Les déclarations de ces officiers militaires, qui ont tous été impliqués dans des crimes sanglants de l’impérialisme américain dans le monde entier, ont été motivées non par le dévouement à la démocratie, mais par la crainte que les manœuvres autoritaires de Trump ne déclenchent une explosion sociale incontrôlable.

L’invité principal de l’émission «State of the Union» de CNN était Colin Powell, l’ancien chef de l’état-major pendant la première guerre du golfe Persique en 1991 et secrétaire d’État au moment de l’invasion de l’Irak en 2003. Powell était l’officier militaire le plus haut gradé en 1992 quand le président George H. W. Bush a envoyé des troupes en service actif pour réprimer les protestations de masse à Los Angeles contre le passage à tabac de Rodney King par la police.

Powell, se faisant passer pour un défenseur du premier amendement, a félicité les anciens généraux qui ont critiqué les actions de Trump et a annoncé qu'il voterait pour le démocrate Joe Biden lors de l'élection présidentielle de novembre.

La déclaration la plus significative de Powell dans l'interview a été son attaque contre le Congrès pour ne pas avoir parlé de la tentative de coup d'État anticonstitutionnel de Trump, et encore moins de s’y être opposé. Il a déclaré:

Et plus troublant encore, le Congrès reste là et ne résiste en aucune façon à ce que fait le président...

J'ai regardé les sénateurs entrer dans la salle l'autre jour après que tout cela ait éclaté, les journalistes disaient: «Qu'avez-vous à dire, qu'avez-vous à dire?»

Ils n'avaient rien à dire.

Cela décrit avec précision la lâcheté et la complicité des deux grands partis du monde des affaires dans la conspiration actuelle contre les droits démocratiques qui est centrée à la Maison-Blanche. Le rôle le plus pernicieux est joué par le Parti démocrate, «l’opposition» officielle à Trump.

Pas un seul démocrate de premier plan – d’Obama, Clinton et Biden aux faux «progressistes» que sont Bernie Sanders, Elizabeth Warren et Alexandria Ocasio-Cortez – n’a averti le peuple américain des plans de coup d’État de Trump et sa cabale de fascistes à la Maison-Blanche.

Cela a continué dimanche.

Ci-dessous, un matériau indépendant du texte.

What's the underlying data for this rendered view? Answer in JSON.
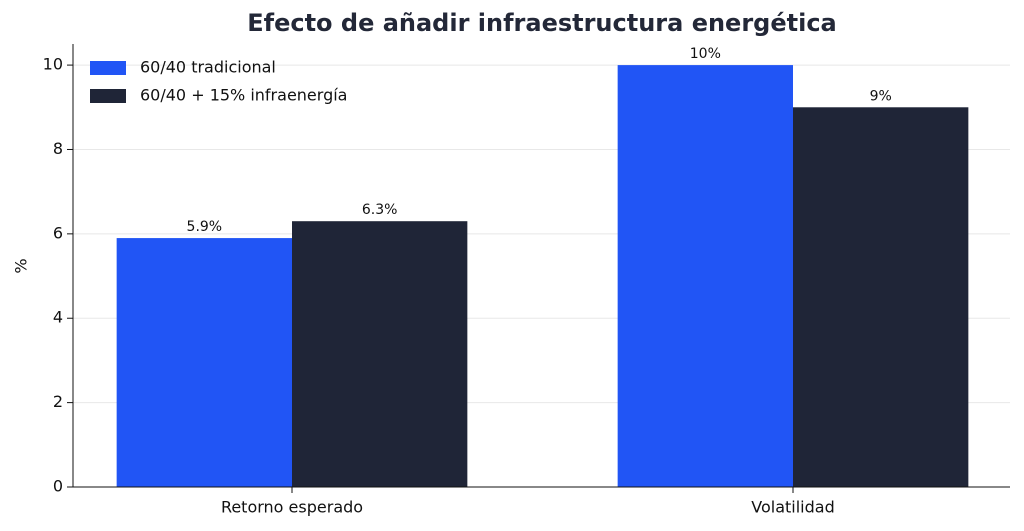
{
  "chart_data": {
    "type": "bar",
    "title": "Efecto de añadir infraestructura energética",
    "y_label": "%",
    "categories": [
      "Retorno esperado",
      "Volatilidad"
    ],
    "series": [
      {
        "name": "60/40 tradicional",
        "color": "#2155f5",
        "values": [
          5.9,
          10
        ],
        "value_labels": [
          "5.9%",
          "10%"
        ]
      },
      {
        "name": "60/40 + 15% infraenergía",
        "color": "#1f2537",
        "values": [
          6.3,
          9
        ],
        "value_labels": [
          "6.3%",
          "9%"
        ]
      }
    ],
    "ylim": [
      0,
      10.5
    ],
    "yticks": [
      0,
      2,
      4,
      6,
      8,
      10
    ],
    "grid": true,
    "legend": "upper left"
  }
}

Parmi les démocrates interviewés lors des émissions de talk-show, dont le sénateur Cory Booker, la représentante Karen Bass, présidente du Congressional Black Caucus, et le représentant Val Demings, ancien chef de la police de Floride, qui figure sur la «liste restreinte» de Biden pour devenir son colistier, aucun d’entre eux n’a même mentionné le discours de Trump à la Maison-Blanche ni ses menaces d’imposer la loi martiale. Alors que l’armée examine ses options, le Parti démocrate lui permet de devenir l’arbitre des droits démocratiques du peuple.

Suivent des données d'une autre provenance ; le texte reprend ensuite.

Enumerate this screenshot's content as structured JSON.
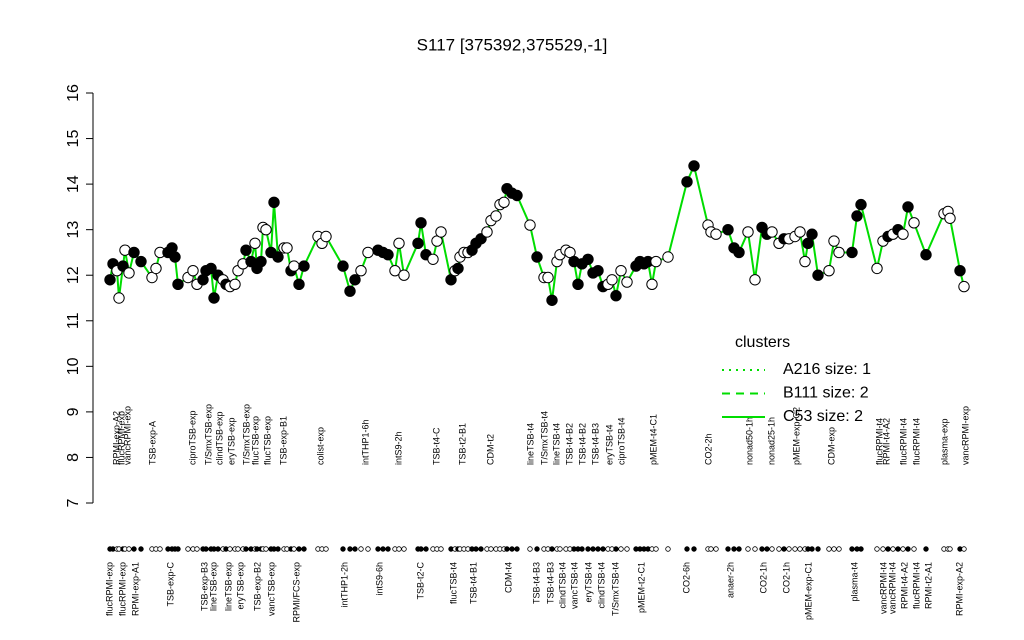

Les démocrates craignent autant que Trump et les républicains que les protestations multiraciales et multiethniques contre les violences policières n’encouragent un mouvement plus large de la classe ouvrière, elle qui se trouve déjà frappée par la mort et le chômage de masse résultant de la réponse officielle à la pandémie de coronavirus. Ce mouvement prendra des proportions révolutionnaires.